MILWAUKEE -- Bud Selig is the reason there's baseball in Milwaukee. First, he brought a team here and then he kept them here and got a new stadium built. FOX6 Sports went Beyond the Game with Selig, who talked about owning the team, becoming commissioner of baseball and now preparing to be inducted into the Baseball Hall of Fame later this summer.
"You know, I said before December 4th, that I thought everything that I've been through, I didn't think anything could overwhelm me anymore. I say that, but this is overwhelming for me. There is no question about it," said Selig. "I said to John Schuerholz the next morning, and John and I have been close friends for a really long, long time -- he looked at me and I looked at him and we had seen each other already, but I had said to him 'this is hard to believe.' You can talk about it, but then it happens to you. Babe Ruth, Lou Gehrig, Willie Mays, Henry Aaron, Joe DiMaggio, Ted Williams, Mickey Mantle and now us so, it's -- I'm really looking forward to it and that's an understatement."

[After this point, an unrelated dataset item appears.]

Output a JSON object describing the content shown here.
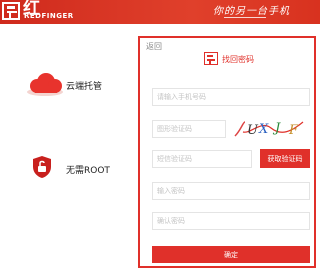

"Here was an ownership group that wanted desperately to stay here, but anyone with any sense at all understood that we needed a new stadium," Selig said. "In the end, we did it successfully and every time I go by here I'm just, it's a remarkable park the Brewers have continued, including the $20 million announcement on the concession areas. They've done great, and it's everything that we thought it would be. It's great for Milwaukee, great for Wisconsin. Wound up in the right place. Watch all these people tailgating, freeways coming from all ends, everyone from baseball who's come here all years say 'wow, how could you duplicate that?'"
"I think David Stearns is off to a very impressive start in my opinion. I talk to a lot of other clubs. I talk to a lot of other people and their farm system, by everybody's criteria, has come back brilliantly and you'll see it. This doesn't happen overnight, and the only thing I'd say is that my father used to say 'if it were easy, everyone would do it' and I'm proud of what they're doing and I thing the fans will respond well," said Selig.
"You couldn't have written a script like this. There's no question about it. I know it better than anybody. To think in 1965 the Braves are going -- we're running teams incorporated. Baseball doesn't ever want to come back here. We get passed over for all the expansions, get passed over by the White Sox. It's interesting as I review history I remember, we were done to our last hopes -- Seattle at the end. And that just happened. We were down to our last hope, and mercifully, it happened and -- but in no one's wildest dreams. No, they could not have imagined all this. It's not possible," Selig said.